Yep the police in Norway clearly approach all people with guns drawn and ready to kill at the drop of a hat. That is normal and natural for all police everywhere.
 
From https://arstechnica.com/tech-policy/2020/12/florida-posted-the-password-to-a-key-disaster-system-on-its-website/:
A link to the manual was shared in a Reddit thread discussing the raid on Jones' house, which multiple Ars readers flagged to us. (Thanks!) We are choosing not to share a direct link, but as of publication time, the link was still live and working.

The document is a guideline for ESF-8 logistics staff. The first section includes a list of tasks management needs to complete in certain given periods. The second section includes a list of systems log-in information along with points of contact for each of those systems if they should be needed. It's the kind of information anyone who has worked in an administrative or support role for any organization has likely had on hand—for internal use only.

I think even if the security is "here are the passwords, please don't use them if you are not authorized" it's still going to be a crime, however.
 
From https://arstechnica.com/tech-policy/2020/12/florida-posted-the-password-to-a-key-disaster-system-on-its-website/:


I think even if the security is "here are the passwords, please don't use them if you are not authorized" it's still going to be a crime, however.


A crime like 'unauthorized use of government equipment'?

Anyone who takes a paperclip home from the office is legitimately liable to have their home stormed at gunpoint by the cops and having their possessions removed.

Sounds like Amerika.
 
A crime like 'unauthorized use of government equipment'?

Anyone who takes a paperclip home from the office is legitimately liable to have their home stormed at gunpoint by the cops and having their possessions removed.

Sounds like Amerika.

Sure. A crime like that as well as "hacking" (whatever that falls under) since none of that is going to rely on how hard the "hacking" is to do.

I'm not saying anything about it, neither the execution of the raid, nor the likely political motivation of all of this, is right.

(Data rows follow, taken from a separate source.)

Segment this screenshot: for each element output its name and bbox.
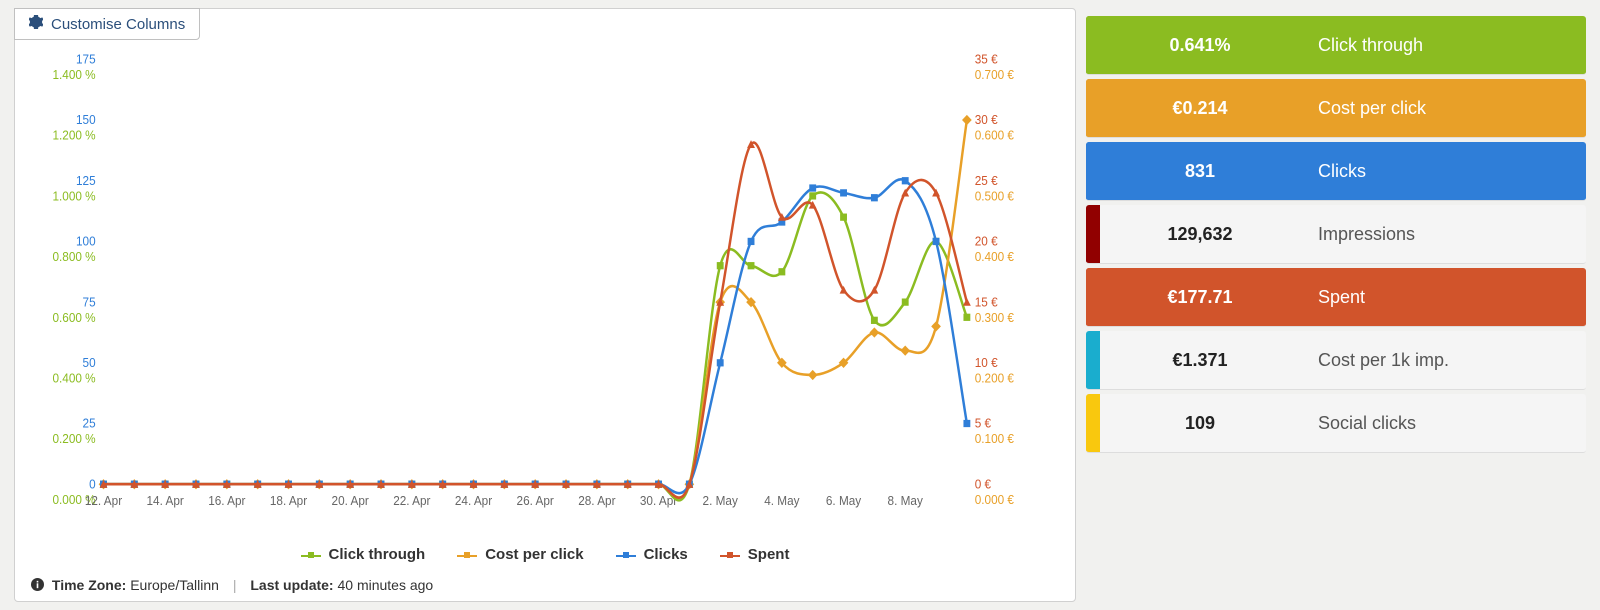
customise-columns-label: Customise Columns	[51, 16, 185, 33]
metric-label: Social clicks	[1300, 394, 1586, 452]
svg-text:10 €: 10 €	[975, 356, 998, 370]
legend-label: Clicks	[644, 546, 688, 563]
svg-text:1.400 %: 1.400 %	[52, 68, 95, 82]
svg-text:25 €: 25 €	[975, 174, 998, 188]
svg-text:1.000 %: 1.000 %	[52, 189, 95, 203]
metric-cost-per-1k-imp-[interactable]: €1.371Cost per 1k imp.	[1086, 331, 1586, 390]
legend-item[interactable]: Clicks	[616, 546, 688, 563]
metric-chip	[1086, 79, 1100, 137]
metric-chip	[1086, 394, 1100, 452]
legend-swatch	[301, 550, 321, 560]
legend-label: Cost per click	[485, 546, 583, 563]
metric-cost-per-click[interactable]: €0.214Cost per click	[1086, 79, 1586, 138]
svg-text:14. Apr: 14. Apr	[147, 494, 184, 508]
svg-text:100: 100	[76, 234, 96, 248]
svg-text:28. Apr: 28. Apr	[578, 494, 615, 508]
tz-value: Europe/Tallinn	[130, 577, 219, 593]
metric-click-through[interactable]: 0.641%Click through	[1086, 16, 1586, 75]
tz-prefix: Time Zone:	[52, 577, 126, 593]
svg-text:0.400 %: 0.400 %	[52, 371, 95, 385]
svg-text:0.600 %: 0.600 %	[52, 311, 95, 325]
metric-label: Cost per click	[1300, 79, 1586, 137]
svg-text:8. May: 8. May	[888, 494, 924, 508]
metric-value: €1.371	[1100, 331, 1300, 389]
chart-panel: Customise Columns 0 25 50 75 100 125 150 175 0.0…	[14, 8, 1076, 602]
svg-text:0.600 €: 0.600 €	[975, 128, 1015, 142]
update-prefix: Last update:	[250, 577, 333, 593]
metric-chip	[1086, 268, 1100, 326]
svg-text:2. May: 2. May	[703, 494, 739, 508]
svg-text:16. Apr: 16. Apr	[208, 494, 245, 508]
chart-wrap: 02550751001251501750.000 %0.200 %0.400 %…	[25, 49, 1065, 536]
svg-text:0.700 €: 0.700 €	[975, 68, 1015, 82]
legend-item[interactable]: Click through	[301, 546, 426, 563]
metric-value: €0.214	[1100, 79, 1300, 137]
svg-text:0.500 €: 0.500 €	[975, 189, 1015, 203]
metric-label: Clicks	[1300, 142, 1586, 200]
svg-text:150: 150	[76, 113, 96, 127]
chart-footer: Time Zone: Europe/Tallinn | Last update:…	[15, 571, 1075, 601]
legend-item[interactable]: Spent	[720, 546, 790, 563]
customise-columns-button[interactable]: Customise Columns	[14, 8, 200, 40]
svg-text:0.400 €: 0.400 €	[975, 250, 1015, 264]
svg-text:0.200 %: 0.200 %	[52, 432, 95, 446]
metric-social-clicks[interactable]: 109Social clicks	[1086, 394, 1586, 453]
svg-text:26. Apr: 26. Apr	[517, 494, 554, 508]
chart-legend: Click through Cost per click Clicks Spent	[15, 538, 1075, 571]
metric-impressions[interactable]: 129,632Impressions	[1086, 205, 1586, 264]
legend-swatch	[720, 550, 740, 560]
svg-text:0.800 %: 0.800 %	[52, 250, 95, 264]
gear-icon	[29, 15, 43, 33]
svg-text:0: 0	[89, 477, 96, 491]
svg-text:12. Apr: 12. Apr	[85, 494, 122, 508]
svg-text:22. Apr: 22. Apr	[393, 494, 430, 508]
svg-text:1.200 %: 1.200 %	[52, 128, 95, 142]
metric-label: Impressions	[1300, 205, 1586, 263]
metric-value: 109	[1100, 394, 1300, 452]
legend-item[interactable]: Cost per click	[457, 546, 583, 563]
metric-value: 831	[1100, 142, 1300, 200]
svg-text:0.100 €: 0.100 €	[975, 432, 1015, 446]
svg-text:20. Apr: 20. Apr	[332, 494, 369, 508]
svg-text:24. Apr: 24. Apr	[455, 494, 492, 508]
svg-text:5 €: 5 €	[975, 416, 992, 430]
legend-swatch	[457, 550, 477, 560]
svg-text:0.300 €: 0.300 €	[975, 311, 1015, 325]
legend-swatch	[616, 550, 636, 560]
svg-text:4. May: 4. May	[764, 494, 800, 508]
svg-text:6. May: 6. May	[826, 494, 862, 508]
legend-label: Spent	[748, 546, 790, 563]
svg-text:0 €: 0 €	[975, 477, 992, 491]
svg-text:0.000 €: 0.000 €	[975, 493, 1015, 507]
metric-value: 0.641%	[1100, 16, 1300, 74]
metric-label: Cost per 1k imp.	[1300, 331, 1586, 389]
metric-spent[interactable]: €177.71Spent	[1086, 268, 1586, 327]
update-value: 40 minutes ago	[337, 577, 433, 593]
metrics-chart: 02550751001251501750.000 %0.200 %0.400 %…	[25, 49, 1065, 536]
svg-text:15 €: 15 €	[975, 295, 998, 309]
svg-text:125: 125	[76, 174, 96, 188]
svg-text:35 €: 35 €	[975, 52, 998, 66]
svg-text:25: 25	[83, 416, 96, 430]
svg-text:0.200 €: 0.200 €	[975, 371, 1015, 385]
svg-text:50: 50	[83, 356, 96, 370]
metric-label: Click through	[1300, 16, 1586, 74]
dashboard-root: Customise Columns 0 25 50 75 100 125 150 175 0.0…	[0, 0, 1600, 610]
metric-chip	[1086, 142, 1100, 200]
metric-label: Spent	[1300, 268, 1586, 326]
svg-text:18. Apr: 18. Apr	[270, 494, 307, 508]
svg-text:75: 75	[83, 295, 96, 309]
metric-clicks[interactable]: 831Clicks	[1086, 142, 1586, 201]
metric-value: 129,632	[1100, 205, 1300, 263]
metric-chip	[1086, 16, 1100, 74]
legend-label: Click through	[329, 546, 426, 563]
info-icon	[31, 577, 52, 593]
metric-chip	[1086, 205, 1100, 263]
metric-list: 0.641%Click through€0.214Cost per click8…	[1086, 8, 1586, 602]
svg-text:20 €: 20 €	[975, 234, 998, 248]
svg-text:30 €: 30 €	[975, 113, 998, 127]
metric-value: €177.71	[1100, 268, 1300, 326]
metric-chip	[1086, 331, 1100, 389]
svg-text:175: 175	[76, 52, 96, 66]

We also should be highly skeptical about the notion that this message was endangering public safety (which is the story that has been pushed since November when this came out).

It's also worth pointing out that the IPv6 addresses tracked would likely be traceable to something at the level of the home router. If that's all they have & they get no confession, there's certainly enough reasonable doubt there since someone using their wifi most likely cannot be ruled out in court.